The tragic speedboat accident at Padstow is another in the long line of outboard engine disasters. Power boats, and especially outboard driven ones, are potentially very highly dangerous pieces of kit. Accidents involving outboards engines are never trivial and almost always result in horrific injuries or death. Tight turns at high speed can flip the boat or at least hurl the crew overboard with the boat continuing to make lethal high speed circles around the people in the water. All outboards are fitted with a simple device called a "kill cord" that is attached to the helmsman and will kill the engine instantly if they should be thrown from the boat. Attaching the kill cord is such an easy thing to do but every year many power boat drivers just don't bother. Some of them are no longer with us.

Friday, 3 May 2013

Farewell Audley Harrison.

Show biz, and professional sport is very much a part of the entertainment industry, can be a hard old game. Fans can be very unforgiving and none more so than boxing fans. Many boxing aficionados will be heaving a sigh of relief at the news of Audley Harrison's retirement. Despite a 31-7-0 pro record Audley was never able to really make his mark in the upper echelon's of the paid ranks. At 6 ft 5 in and  250 pounds he cut an impressive figure and with an outstanding amateur record and a stiff jab to back it up their were high hopes, but alas it was not to be. I hope Audley has a happy retirement. I know that he's not short of a bob or two but mostly I hope that when he looks back on his pro career he will be able to raise a smile. Fuck the critics. Good luck Audley.

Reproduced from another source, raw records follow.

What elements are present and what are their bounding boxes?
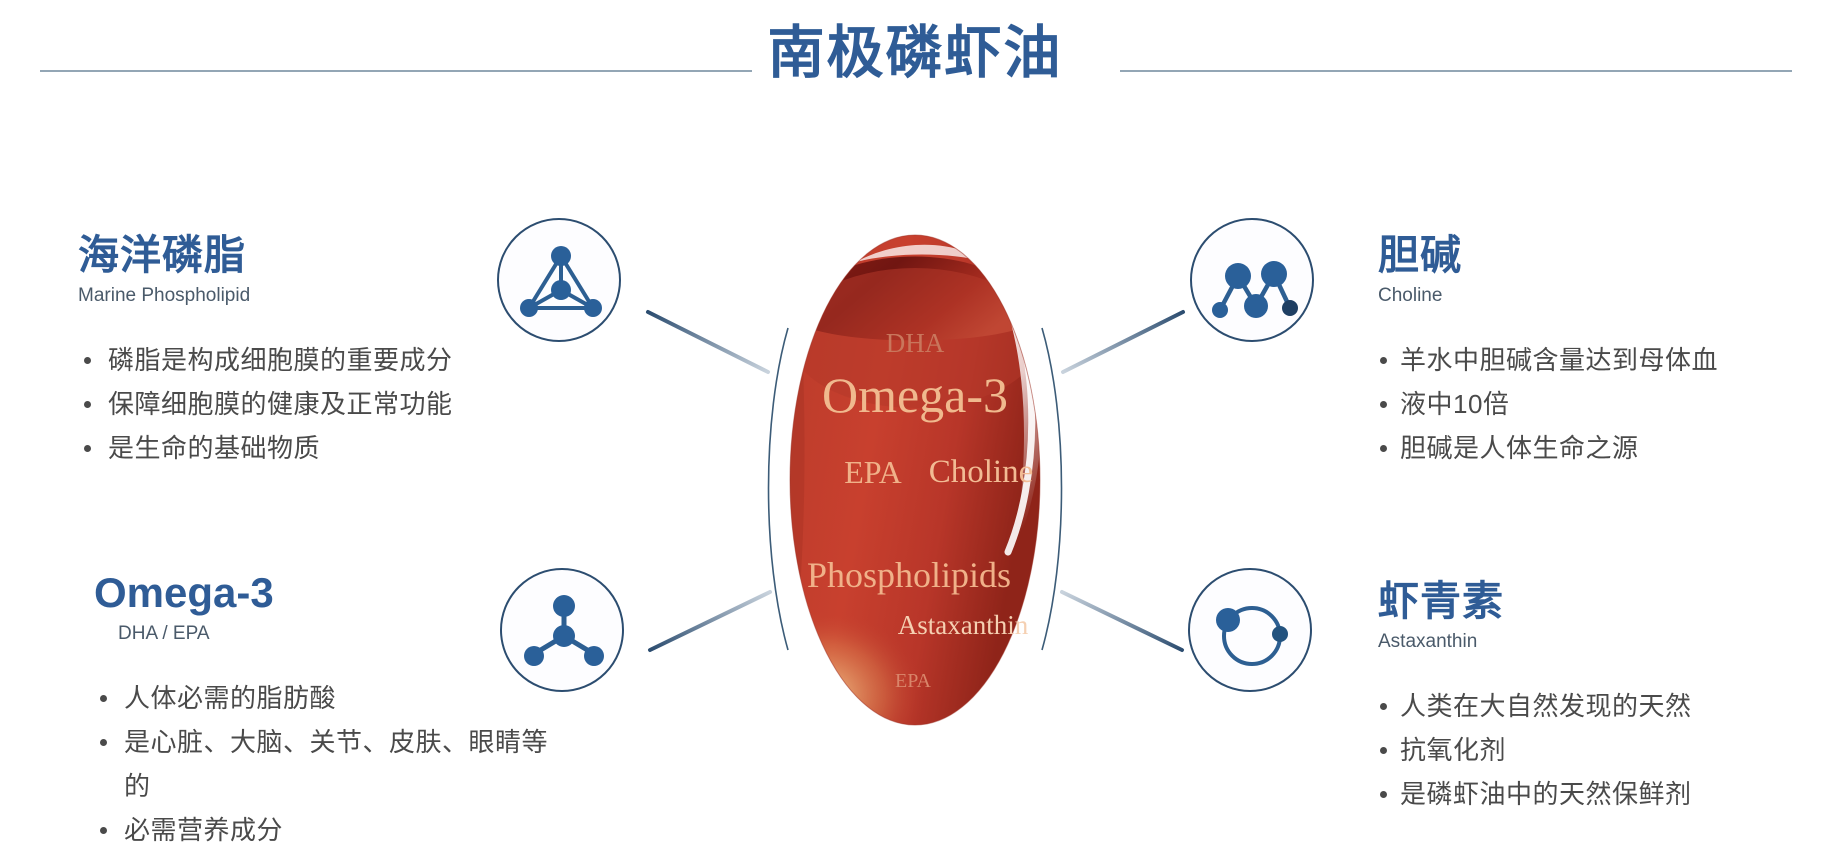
- panel-bullet-list: 人类在大自然发现的天然 抗氧化剂 是磷虾油中的天然保鲜剂: [1378, 684, 1778, 816]
- panel-astaxanthin: 虾青素 Astaxanthin 人类在大自然发现的天然 抗氧化剂 是磷虾油中的天…: [1378, 578, 1778, 816]
- list-item: 人类在大自然发现的天然: [1378, 684, 1778, 728]
- panel-bullet-list: 磷脂是构成细胞膜的重要成分 保障细胞膜的健康及正常功能 是生命的基础物质: [78, 338, 548, 470]
- list-item-continuation: 必需营养成分: [94, 808, 564, 852]
- infographic-canvas: 南极磷虾油: [0, 0, 1830, 866]
- panel-heading-en: Choline: [1378, 284, 1778, 308]
- list-item: 是磷虾油中的天然保鲜剂: [1378, 772, 1778, 816]
- panel-heading-en: DHA / EPA: [118, 622, 564, 646]
- list-item: 磷脂是构成细胞膜的重要成分: [78, 338, 548, 382]
- panel-marine-phospholipid: 海洋磷脂 Marine Phospholipid 磷脂是构成细胞膜的重要成分 保…: [78, 232, 548, 470]
- panel-heading-cn: Omega-3: [94, 570, 564, 616]
- list-item-continuation: 液中10倍: [1378, 382, 1778, 426]
- list-item: 胆碱是人体生命之源: [1378, 426, 1778, 470]
- list-item-continuation: 抗氧化剂: [1378, 728, 1778, 772]
- panel-bullet-list: 羊水中胆碱含量达到母体血 液中10倍 胆碱是人体生命之源: [1378, 338, 1778, 470]
- panel-heading-cn: 胆碱: [1378, 232, 1778, 278]
- zigzag-chain-molecule-icon: [1190, 218, 1314, 342]
- panel-heading-cn: 虾青素: [1378, 578, 1778, 624]
- orbital-ring-molecule-icon: [1188, 568, 1312, 692]
- list-item: 人体必需的脂肪酸: [94, 676, 564, 720]
- list-item: 羊水中胆碱含量达到母体血: [1378, 338, 1778, 382]
- list-item: 是生命的基础物质: [78, 426, 548, 470]
- page-title: 南极磷虾油: [0, 22, 1830, 84]
- panel-heading-en: Astaxanthin: [1378, 630, 1778, 654]
- panel-heading-cn: 海洋磷脂: [78, 232, 548, 278]
- panel-bullet-list: 人体必需的脂肪酸 是心脏、大脑、关节、皮肤、眼睛等的 必需营养成分: [94, 676, 564, 852]
- list-item: 保障细胞膜的健康及正常功能: [78, 382, 548, 426]
- panel-omega-3: Omega-3 DHA / EPA 人体必需的脂肪酸 是心脏、大脑、关节、皮肤、…: [94, 570, 564, 852]
- panel-heading-en: Marine Phospholipid: [78, 284, 548, 308]
- list-item: 是心脏、大脑、关节、皮肤、眼睛等的: [94, 720, 564, 808]
- krill-oil-capsule: DHA Omega-3 EPA Choline Phospholipids As…: [760, 218, 1070, 738]
- panel-choline: 胆碱 Choline 羊水中胆碱含量达到母体血 液中10倍 胆碱是人体生命之源: [1378, 232, 1778, 470]
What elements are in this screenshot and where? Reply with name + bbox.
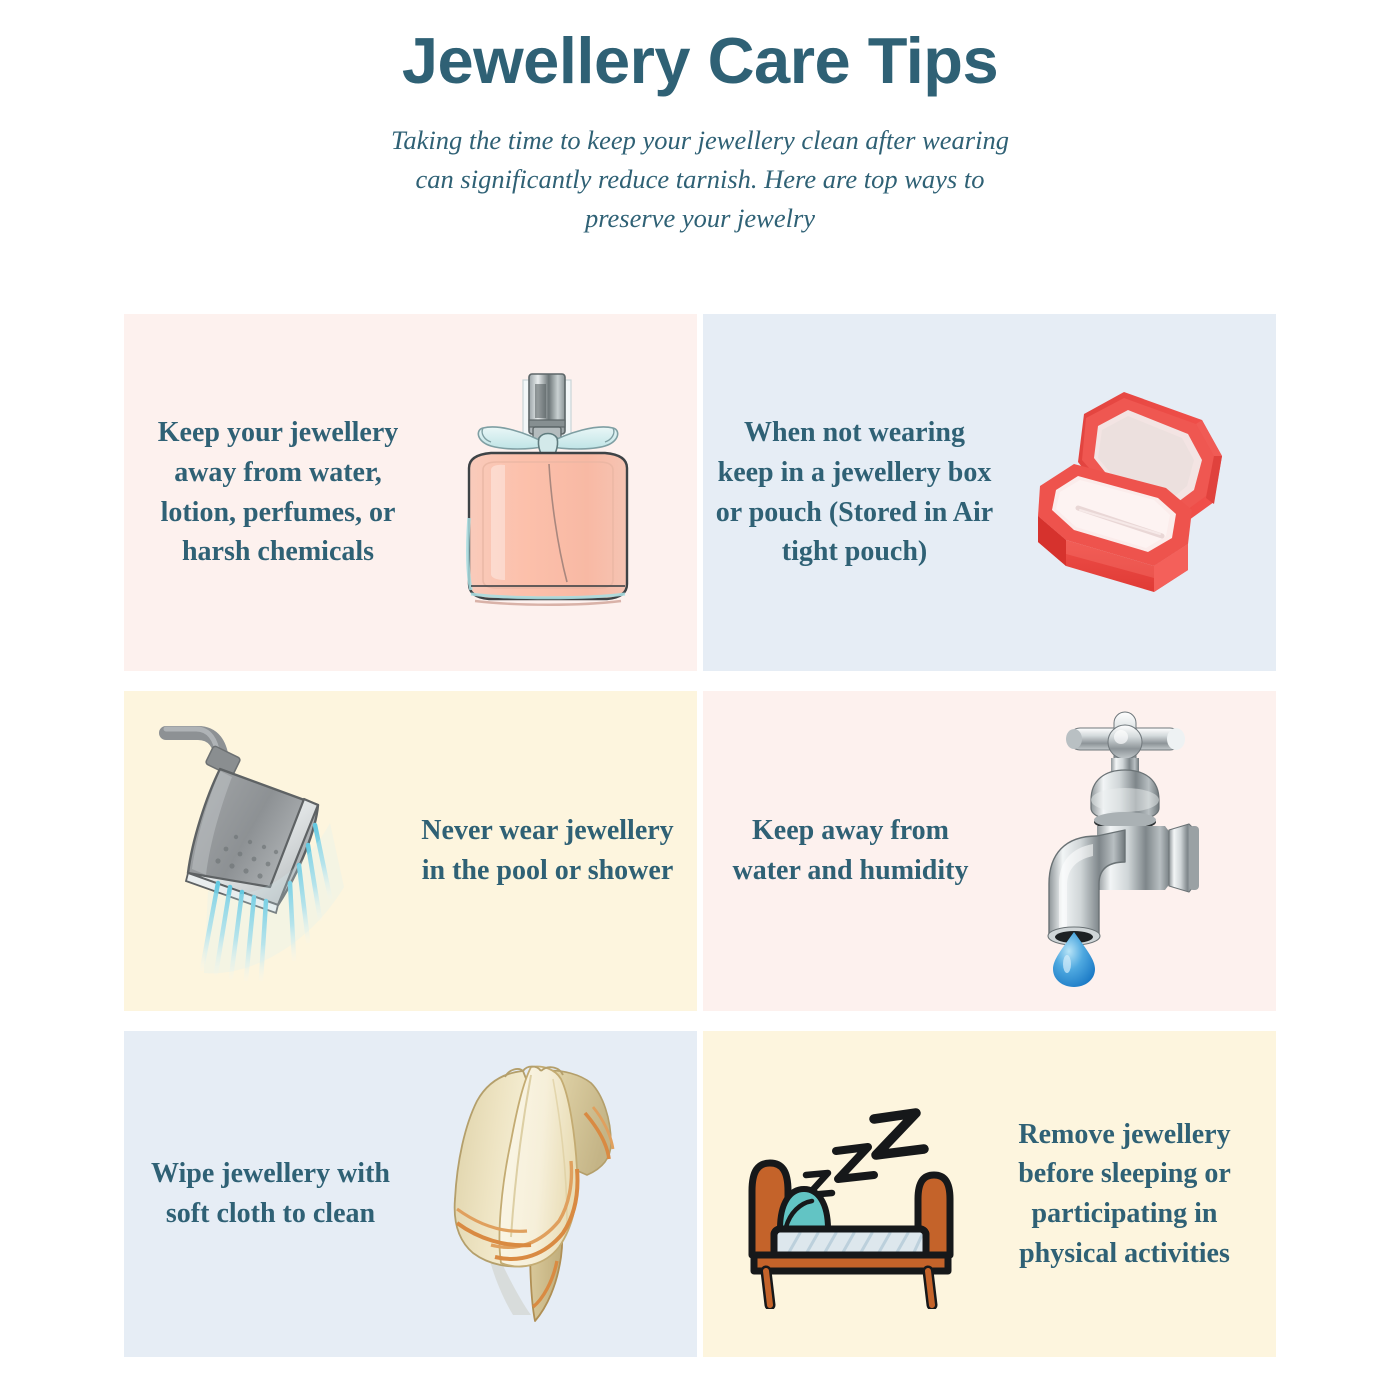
tip-card-text: Never wear jewellery in the pool or show… <box>398 811 697 891</box>
tip-card-text: Keep your jewellery away from water, lot… <box>124 413 424 572</box>
shower-head-icon <box>148 701 398 1001</box>
tip-card-avoid-humidity: Keep away from water and humidity <box>703 691 1276 1011</box>
tip-card-store-in-box: When not wearing keep in a jewellery box… <box>703 314 1276 671</box>
header: Jewellery Care Tips Taking the time to k… <box>0 0 1400 238</box>
tip-card-no-pool-shower: Never wear jewellery in the pool or show… <box>124 691 697 1011</box>
tip-card-text: Wipe jewellery with soft cloth to clean <box>124 1154 417 1234</box>
tips-grid: Keep your jewellery away from water, lot… <box>124 314 1276 1357</box>
polishing-cloth-icon <box>417 1044 667 1344</box>
tip-card-text: When not wearing keep in a jewellery box… <box>703 413 1006 572</box>
faucet-icon <box>998 701 1248 1001</box>
tip-card-text: Keep away from water and humidity <box>703 811 998 891</box>
tip-card-remove-before-sleep: Remove jewellery before sleeping or part… <box>703 1031 1276 1357</box>
bed-sleep-icon <box>723 1064 973 1324</box>
ring-box-icon <box>1006 348 1256 638</box>
page-title: Jewellery Care Tips <box>0 24 1400 99</box>
infographic-page: Jewellery Care Tips Taking the time to k… <box>0 0 1400 1400</box>
tip-card-text: Remove jewellery before sleeping or part… <box>973 1115 1276 1274</box>
page-subtitle: Taking the time to keep your jewellery c… <box>380 121 1020 239</box>
tip-card-avoid-chemicals: Keep your jewellery away from water, lot… <box>124 314 697 671</box>
tip-card-wipe-with-cloth: Wipe jewellery with soft cloth to clean <box>124 1031 697 1357</box>
perfume-bottle-icon <box>424 343 669 643</box>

What do we want? Xenophobia!

Nothing gets politico stamp collector's juices flowing like the ups and downs of the fringe parties and UKIP's undoubted success at the polls yesterday will no doubt have the desired effect. But UKIP having their fifteen minutes of fame is not the rebirth of fascism or (unfortunately) part of the death throes of capitalism. It is a sure sign that, rightly or wrongly, many people in this country have deep misgivings about immigration and our future in Europe. UKIP is no longer the preserve of bitter and twisted old blokes living in bungalows on the South Coast and can now claim a much wider support. More important than the local authority elections was the result of the South Shields by-election. Labour may have had a comfortable victory, and I'm unsure whether to laugh or cry at the Lib-Dems getting just half the vote of the BNP, but certainly UKIP's strong second place points to a lot of working class people seeing their problems, not as class problems, but as individual trials and tribulations brought about by foreigners. Now that is bad news.

Wednesday, 1 May 2013

Steadman weathers well.

Last night to the preview of the excellent Ralph Steadman retrospective at the Cartoon Museum.          A real treat for Steadman fans and well worth a visit.